Perhaps hoping one day a great great grandchild will work things out for the family.
Later that same day, I was engaged in a relatively mindless task and I wandered into a pictorial daydream. I was in my parents’ bedroom at the time my Mom was bed bound in hospice. I thought poignantly that my parents would’ve enjoyed the Derry Girls given their heritage and well oiled funny bones.
Next thing I know Mom and I were cracking up, tears running down our faces, about that Mother Mary statue episode.
That’s how my husband found me. Making a sign for a yard sale and laughing my ass off … in an Irish accent. While finding me like this isn’t a surprise, he wondered what it was this time that had me going on. I realized in the telling that I had entered a new level of connection with my Mom. We were both reminiscing about the episode we had “seen” and which, as usually happens, it became even funnier with the retelling.
After my gratitude and laughter subsided, I realized the time of year.
Here it was coming on Halloween (with many fond costume memories), all Saint’s Day (a time of honoring our family passed), the Day of the Dead (a time to honor the ancestors), and my Mom’s birthday. All happening the week after my yard sale where I was finally cleaning out things I “carried” home after cleaning out my family home a few years ago.
Ahhhh. I almost missed it. This clue to explore more of the subtle, pervasive influence that my family (recent and ancient) has had, and is having, on my current life.
I added some photos to my ancestor’s altar in my guest room. Including my husband’s family. Spend some moments in gratitude for our lineages who have given us so many gifts. Including the hidden kind that source our strength and fuel our stuck patterns. I’m grateful for the entertaining way this invitation came my way. And the new connections that arose as a result of engaging my inner Irish.
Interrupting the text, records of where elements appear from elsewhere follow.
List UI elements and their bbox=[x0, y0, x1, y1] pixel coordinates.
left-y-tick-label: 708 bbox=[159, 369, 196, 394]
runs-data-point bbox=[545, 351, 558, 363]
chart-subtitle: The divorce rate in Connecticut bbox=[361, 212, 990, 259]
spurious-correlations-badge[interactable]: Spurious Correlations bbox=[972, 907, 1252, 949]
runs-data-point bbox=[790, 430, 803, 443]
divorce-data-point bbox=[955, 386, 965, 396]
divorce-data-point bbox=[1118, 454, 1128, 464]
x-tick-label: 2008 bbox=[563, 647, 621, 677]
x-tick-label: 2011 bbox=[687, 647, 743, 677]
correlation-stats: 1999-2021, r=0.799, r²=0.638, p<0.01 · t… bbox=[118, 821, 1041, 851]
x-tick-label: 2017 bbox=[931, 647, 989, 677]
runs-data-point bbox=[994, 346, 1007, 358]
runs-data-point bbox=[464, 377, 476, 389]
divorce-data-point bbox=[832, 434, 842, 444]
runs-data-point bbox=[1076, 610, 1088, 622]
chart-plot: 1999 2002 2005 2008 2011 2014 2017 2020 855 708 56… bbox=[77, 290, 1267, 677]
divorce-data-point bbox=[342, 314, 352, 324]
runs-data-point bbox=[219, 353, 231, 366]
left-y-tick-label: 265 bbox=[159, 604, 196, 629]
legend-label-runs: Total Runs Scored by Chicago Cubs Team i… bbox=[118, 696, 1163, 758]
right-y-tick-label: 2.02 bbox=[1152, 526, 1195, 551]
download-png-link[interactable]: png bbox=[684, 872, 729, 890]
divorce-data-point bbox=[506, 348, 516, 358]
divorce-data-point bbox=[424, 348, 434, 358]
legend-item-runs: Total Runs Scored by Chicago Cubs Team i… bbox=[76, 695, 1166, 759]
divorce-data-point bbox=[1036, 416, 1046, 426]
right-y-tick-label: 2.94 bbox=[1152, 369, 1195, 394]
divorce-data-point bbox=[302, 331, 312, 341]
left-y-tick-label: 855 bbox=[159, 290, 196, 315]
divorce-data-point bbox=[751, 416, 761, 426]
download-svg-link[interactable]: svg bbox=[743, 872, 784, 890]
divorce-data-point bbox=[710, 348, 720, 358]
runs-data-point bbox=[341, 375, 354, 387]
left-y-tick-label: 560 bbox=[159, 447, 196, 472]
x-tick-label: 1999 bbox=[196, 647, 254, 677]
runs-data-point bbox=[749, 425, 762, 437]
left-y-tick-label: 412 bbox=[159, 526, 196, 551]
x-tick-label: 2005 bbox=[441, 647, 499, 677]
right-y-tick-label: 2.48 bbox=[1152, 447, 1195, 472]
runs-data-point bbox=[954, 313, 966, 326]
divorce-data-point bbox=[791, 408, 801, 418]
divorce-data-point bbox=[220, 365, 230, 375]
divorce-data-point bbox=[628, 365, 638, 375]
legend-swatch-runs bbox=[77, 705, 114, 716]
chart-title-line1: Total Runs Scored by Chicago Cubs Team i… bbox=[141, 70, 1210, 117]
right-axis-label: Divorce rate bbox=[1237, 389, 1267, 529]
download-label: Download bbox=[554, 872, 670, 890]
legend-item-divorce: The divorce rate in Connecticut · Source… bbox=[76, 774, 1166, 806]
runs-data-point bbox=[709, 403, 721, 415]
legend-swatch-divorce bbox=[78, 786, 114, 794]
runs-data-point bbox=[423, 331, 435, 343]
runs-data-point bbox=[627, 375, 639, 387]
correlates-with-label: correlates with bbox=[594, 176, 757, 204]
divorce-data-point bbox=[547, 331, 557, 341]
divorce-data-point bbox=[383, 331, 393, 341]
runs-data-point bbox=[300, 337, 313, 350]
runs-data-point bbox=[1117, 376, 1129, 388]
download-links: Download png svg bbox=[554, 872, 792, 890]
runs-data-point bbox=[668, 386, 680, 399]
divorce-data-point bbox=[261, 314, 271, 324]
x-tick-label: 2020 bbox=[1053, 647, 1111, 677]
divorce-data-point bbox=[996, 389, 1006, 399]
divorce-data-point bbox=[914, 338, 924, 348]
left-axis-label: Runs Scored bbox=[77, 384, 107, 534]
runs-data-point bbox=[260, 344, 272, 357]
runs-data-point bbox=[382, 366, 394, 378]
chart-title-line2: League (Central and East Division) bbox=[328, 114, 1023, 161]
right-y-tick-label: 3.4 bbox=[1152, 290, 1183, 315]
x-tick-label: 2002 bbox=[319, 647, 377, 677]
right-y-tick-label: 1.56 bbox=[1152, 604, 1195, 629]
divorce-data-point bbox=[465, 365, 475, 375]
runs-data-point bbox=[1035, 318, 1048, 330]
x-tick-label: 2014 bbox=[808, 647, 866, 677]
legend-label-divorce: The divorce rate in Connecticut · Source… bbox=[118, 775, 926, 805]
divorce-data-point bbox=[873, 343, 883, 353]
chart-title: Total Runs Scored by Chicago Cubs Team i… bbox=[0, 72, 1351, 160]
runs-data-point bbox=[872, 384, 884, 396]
As I begin my excavation of these past familial influences, I’ll use the tools I already have developed.
Integrating the capacity to dialogue with aspects of the self and relatives long gone with the shamanic practices of tracking and journeying. Tuning into the mental, emotional, physical, and energetic patterns being played out in my daily life. All of this leading to the energetic clearing of those energy patterns which aren’t mine to carry. Honoring those who came before me, doing the best they could, while making the space for me to walk forward, doing the best I can. Cleaning things up for myself and for future generations.
If I may help you “clean up” your lineage and the energy you carry, please let me know.
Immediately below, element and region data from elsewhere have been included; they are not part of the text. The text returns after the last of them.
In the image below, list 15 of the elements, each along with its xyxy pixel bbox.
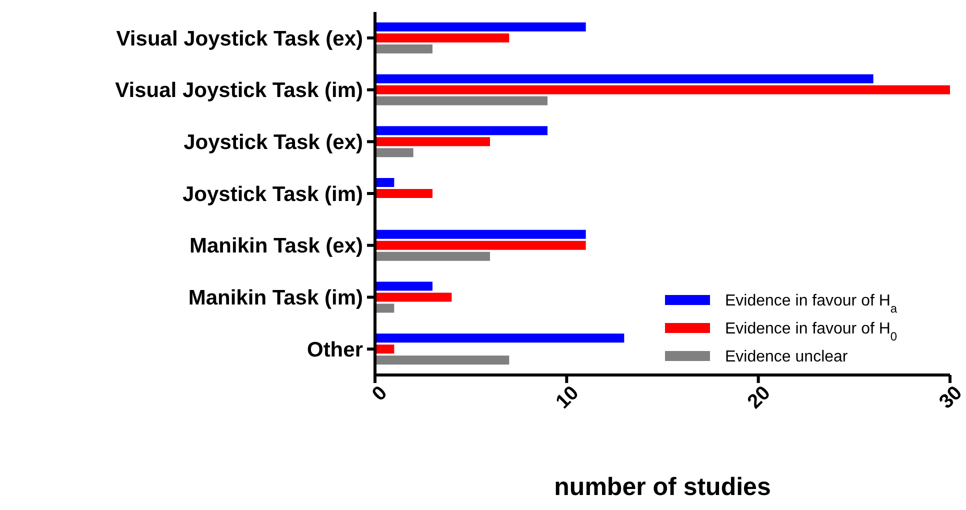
- y-tick-label: Other: [306, 338, 363, 362]
- y-tick-label: Visual Joystick Task (im): [115, 79, 363, 102]
- x-tick-label: 10: [552, 382, 584, 414]
- x-axis-title: number of studies: [554, 473, 771, 501]
- y-tick-label: Joystick Task (ex): [184, 130, 363, 154]
- y-tick-label: Visual Joystick Task (ex): [116, 27, 363, 50]
- y-tick-label: Joystick Task (im): [182, 182, 363, 206]
- x-tick-label: 30: [935, 382, 966, 414]
- legend-label: Evidence unclear: [725, 348, 848, 366]
- x-tick-label: 20: [744, 382, 775, 414]
- legend-label: Evidence in favour of H$_{a}$: [725, 292, 898, 316]
- legend-label: Evidence in favour of H$_{0}$: [725, 320, 898, 344]
- y-tick-label: Manikin Task (ex): [190, 234, 363, 258]
- y-tick-label: Manikin Task (im): [188, 286, 363, 310]
- x-tick-label: 0: [368, 382, 392, 406]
There are so many avenues to do this work. Andean Energy Medicine. Heart Assisted Therapy. The Emotion and Body Code. AngelicEnergetics™. I use them all and likely will continue for as long as I’m breathing.
And if you’re watching Derry Girls, I suggest using subtitles. Unless you’re full blown Irish.
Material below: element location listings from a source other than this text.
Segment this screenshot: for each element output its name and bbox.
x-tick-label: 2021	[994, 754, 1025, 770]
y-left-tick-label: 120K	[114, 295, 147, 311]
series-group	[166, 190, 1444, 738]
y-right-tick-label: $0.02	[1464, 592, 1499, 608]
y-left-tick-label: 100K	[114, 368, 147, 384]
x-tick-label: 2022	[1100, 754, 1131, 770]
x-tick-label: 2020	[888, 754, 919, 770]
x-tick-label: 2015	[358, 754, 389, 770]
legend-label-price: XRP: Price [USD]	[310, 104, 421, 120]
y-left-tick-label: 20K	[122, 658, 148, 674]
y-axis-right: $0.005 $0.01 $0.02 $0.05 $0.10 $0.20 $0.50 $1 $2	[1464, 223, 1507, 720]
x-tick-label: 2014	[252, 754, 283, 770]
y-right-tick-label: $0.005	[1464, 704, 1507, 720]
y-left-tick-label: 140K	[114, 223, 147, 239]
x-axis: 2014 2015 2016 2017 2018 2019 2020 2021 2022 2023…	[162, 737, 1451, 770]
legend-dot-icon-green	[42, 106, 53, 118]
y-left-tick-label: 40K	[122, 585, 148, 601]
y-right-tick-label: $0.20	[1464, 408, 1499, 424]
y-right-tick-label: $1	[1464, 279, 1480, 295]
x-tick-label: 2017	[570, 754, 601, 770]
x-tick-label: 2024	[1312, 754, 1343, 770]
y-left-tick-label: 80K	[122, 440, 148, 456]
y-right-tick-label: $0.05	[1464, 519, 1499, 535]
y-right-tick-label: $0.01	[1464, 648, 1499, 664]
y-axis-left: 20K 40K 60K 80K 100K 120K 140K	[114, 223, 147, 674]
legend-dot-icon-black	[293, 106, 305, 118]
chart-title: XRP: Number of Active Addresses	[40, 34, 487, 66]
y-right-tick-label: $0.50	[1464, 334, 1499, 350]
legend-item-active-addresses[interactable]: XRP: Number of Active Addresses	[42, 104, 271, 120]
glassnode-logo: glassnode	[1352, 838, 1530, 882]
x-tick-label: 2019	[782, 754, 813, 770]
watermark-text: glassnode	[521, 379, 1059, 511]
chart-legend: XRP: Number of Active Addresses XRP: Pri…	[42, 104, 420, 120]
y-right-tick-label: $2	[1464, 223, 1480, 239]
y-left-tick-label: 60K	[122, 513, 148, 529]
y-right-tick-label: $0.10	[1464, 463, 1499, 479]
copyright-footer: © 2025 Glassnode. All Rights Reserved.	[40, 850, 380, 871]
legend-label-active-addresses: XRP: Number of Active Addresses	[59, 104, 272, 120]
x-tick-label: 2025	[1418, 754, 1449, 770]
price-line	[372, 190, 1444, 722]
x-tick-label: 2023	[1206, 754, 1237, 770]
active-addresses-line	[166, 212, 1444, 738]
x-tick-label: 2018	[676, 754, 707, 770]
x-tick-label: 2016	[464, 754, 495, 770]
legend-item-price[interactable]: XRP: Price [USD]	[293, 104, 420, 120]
Peace be with you and with all. No exceptions.
HeartWarming
News
Many organizations are focused upon intergenerational healing and the importance of attending to 7 generations in both directions. Every culture in this war torn world of those who conquer has experienced attempted annihilation of peoples, cultural beliefs, religious practices, and traditions. Denying people their place, voice, and worth as equals in the human family. Healing of The Seven Generations is a Canadian organization focused upon healing the trauma of the impact of residential schools on the First Peoples and their descendants. One story. Replayed around the world throughout time. Whatever your ancestral story, let’s heal this within ourselves and the world.